Doenças respiratórias são um problema

As doenças respiratórias, as anomalias congénitas e os problemas do aparelho digestivo são os que mais levaram as crianças, até aos 14 anos, ao hospital em 2008. De acordo com o relatório da morbilidade hospitalar, publicado pela Direcção-Geral da Saúde, foram estes os três grupos que exigiram mais internamentos com duração inferior a um dia.

Nas crianças com menos de um ano registaram-se 272 internamentos com duração inferior a um dia por doenças do aparelho digestivo, mais 25 que em 2007. Também as anomalias congénitas tiveram uma subida de 48 casos, comparando com o ano anterior, fazendo um total de 200 casos. Já entre um e os quatros anos, as doenças respiratórias aparecem no primeiro lugar nas idas ao hospital, com mais de mil saídas no próprio dia, um cenário semelhante ao registado entre os cinco e os 14 anos, 2191 saídas no dia, mais 355 que em 2007.

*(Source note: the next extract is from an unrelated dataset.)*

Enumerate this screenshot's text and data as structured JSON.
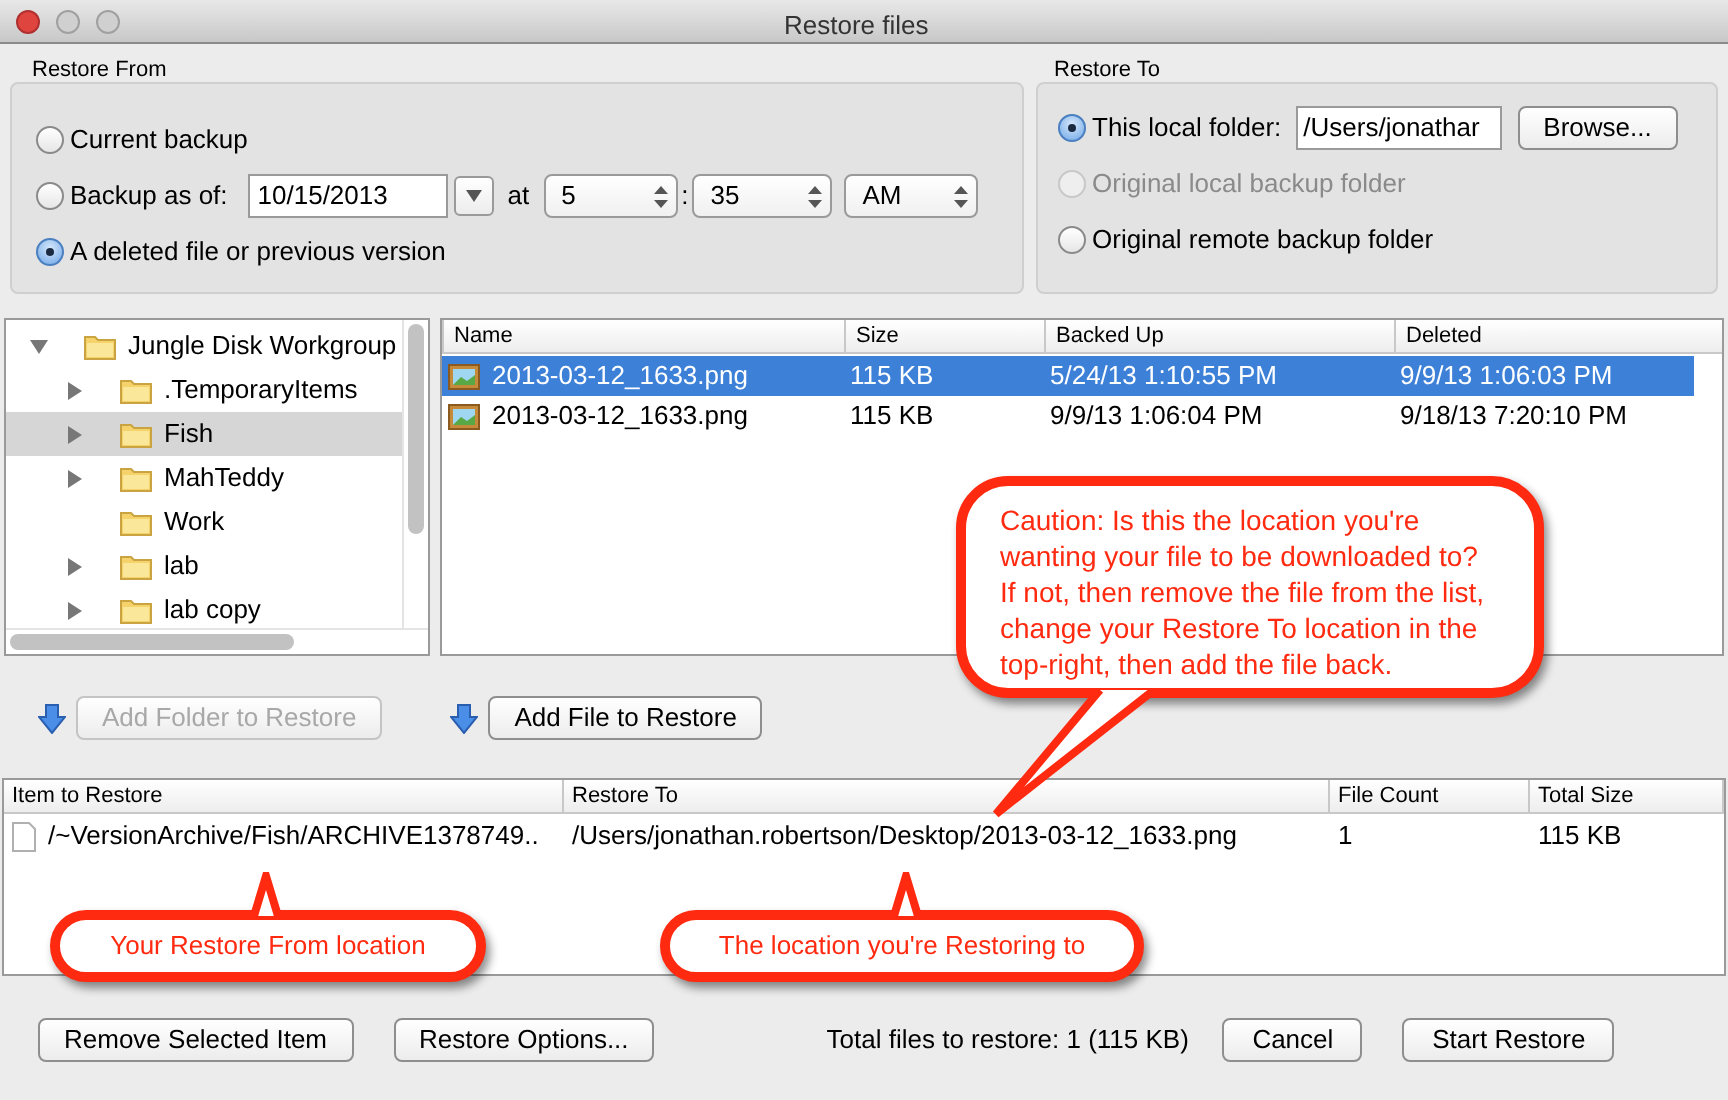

Um aumento que pode ser justificado pela criação, em muitas unidades, de hospitais de dia, que facilitam alguns tratamentos. "É uma vantagem para os pais, para a criança e na redução dos custos do internamento", referiu ao DN Luís Pereira da Silva, neonatologista do Hospital D. Estefânia.

No que respeita a internamentos com pelo menos uma pernoita, as doenças do aparelho respiratório aparecem em primeiro lugar, com um total de 76 044 dias de internamento até aos 14 anos. À excepção das crianças com menos de um ano, houve uma diminuição em relação a 2007.

De destacar o aumento de dias de internamento das doenças congénitas, do metabolismo, da pele, do sangue, do sistema nervoso e cancros. "Há doenças que vão emergindo. É o caso das auto-imunes. Existe a teoria da higiene que tem a ver com o facto de termos deixado de estar em contacto com parasitas e bactérias e o nosso organismo deixou de estar programado para se defender. Isso pode provocar alergias e desencadear doenças auto-imunes, como o lúpus", referiu o médico.

A nível internacional, pensa-se que o aumento de fertilizações in vitro possa ser uma das causas para o aparecimento de mais anomalias congénitas, pois deixa de haver uma selecção natural dos espermatozóides.